Pages

Friday, 12 December 2014

Informatica PowerCenter Session Partitioning-Type of Informatica Partitions


Informatica provides you the option of enhancing the performance of the Informatica session by the The PowerCenter® Partitioning Option. After tuning all the performance bottlenecks we can further improve the performance by addition partitions.




We can either go for Dynamic partitioning (number of partition passed as parameter) or Non-dynamic partition (number of partition are fixed while coding). Apart from used for optimizing the session, Informatica partition become useful in situations where we need to load huge volume of data or when we are using Informatica source which already has partitions defined, and using those partitions will allow to improve the session performance.
The partition attributes include setting the partition point, the number of partitions, and the partition types.

Partition Point:
There can be one or more pipelines inside a mapping. Adding a partition point will divide this pipeline into many pipeline stages. Informatica will create one partition by default for every pipeline stage. As we increase the partition points it increases the number of threads. Informatica has mainly three types of threads –Reader, Writer and Transformation Thread.

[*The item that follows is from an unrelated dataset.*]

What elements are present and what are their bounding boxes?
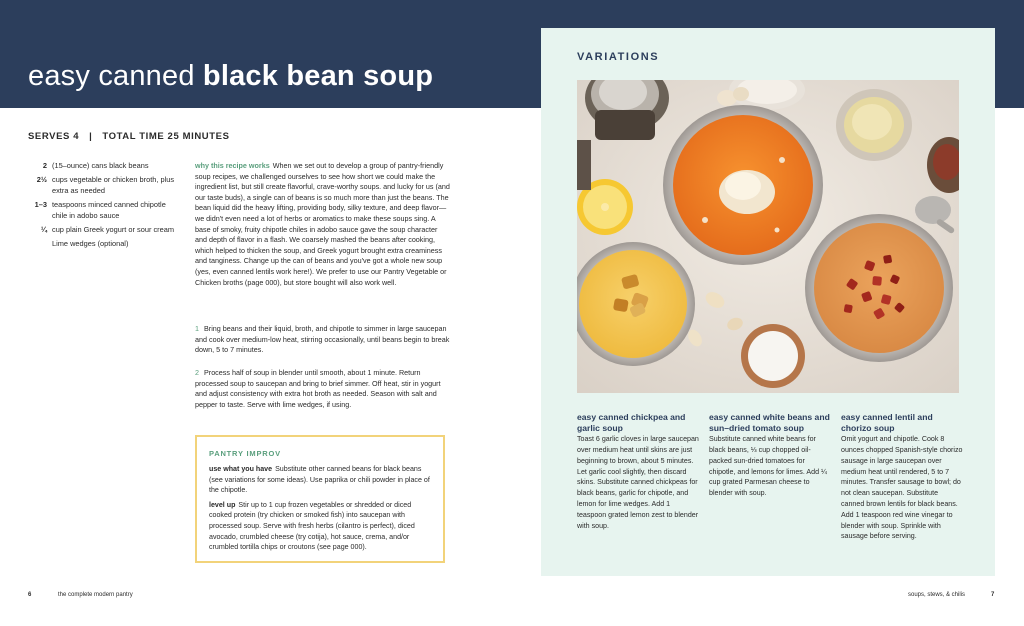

The number of partitions can be set at any partition point. We can define up to 64 partitions at any partition point in a pipeline. When you increase the number of partitions, you increase the number of processing threads, which can improve session performance. However, if you create a large number of partitions or partition points in a session that processes large amounts of data, you can overload the system.



You cannot create partition points for the following transformations:
• Source definition
• Sequence Generator
XMLParser
• XML target
• Unconnected transformations

The partition type controls how the Integration Service distributes data among partitions at partition points. The Integration Service creates a default partition type at each partition point. 

Type of partitions are :
1. Database partitioning,
2. Hash auto-keys
3. Hash user keys
4. Key range
5. Pass-through
6. Round-robin.

Database Partitioning
For Source Database Partitioning, Informatica will check the database system for the partition information if any and fetches data from corresponding node in the database into the session partitions. When you use Target database partitioning, the Integration Service loads data into corresponding database partition nodes.
Use database partitioning for Oracle and IBM DB2 sources and IBM DB2 targets. 

Pass through
Using Pass through partition will not affect the distribution of data across partitions instead it will run in single pipeline.which is by default for all your sessions. The Integration Service processes data without redistributing rows among partitions. Hence all rows in a single partition stay in the partition after crossing a pass-through partition point.



Key range
Used when we want to partition the data based on upper and lower limit. The Integration Service will distribute the rows of data based on a port or set of ports that we define as the partition key. For each port, we define a range of values.Based on the range that we define the rows are send to different partitions



Round robin partition is used to when we want to distributes rows of data evenly to all partitions

Hash auto-keys: The Integration Service uses a hash function to group rows of data among partitions. The Integration Service groups the data based on a partition key.

Hash user keys: The Integration Service uses a hash function to group rows of data among partitions. We define the number of ports to generate the partition key.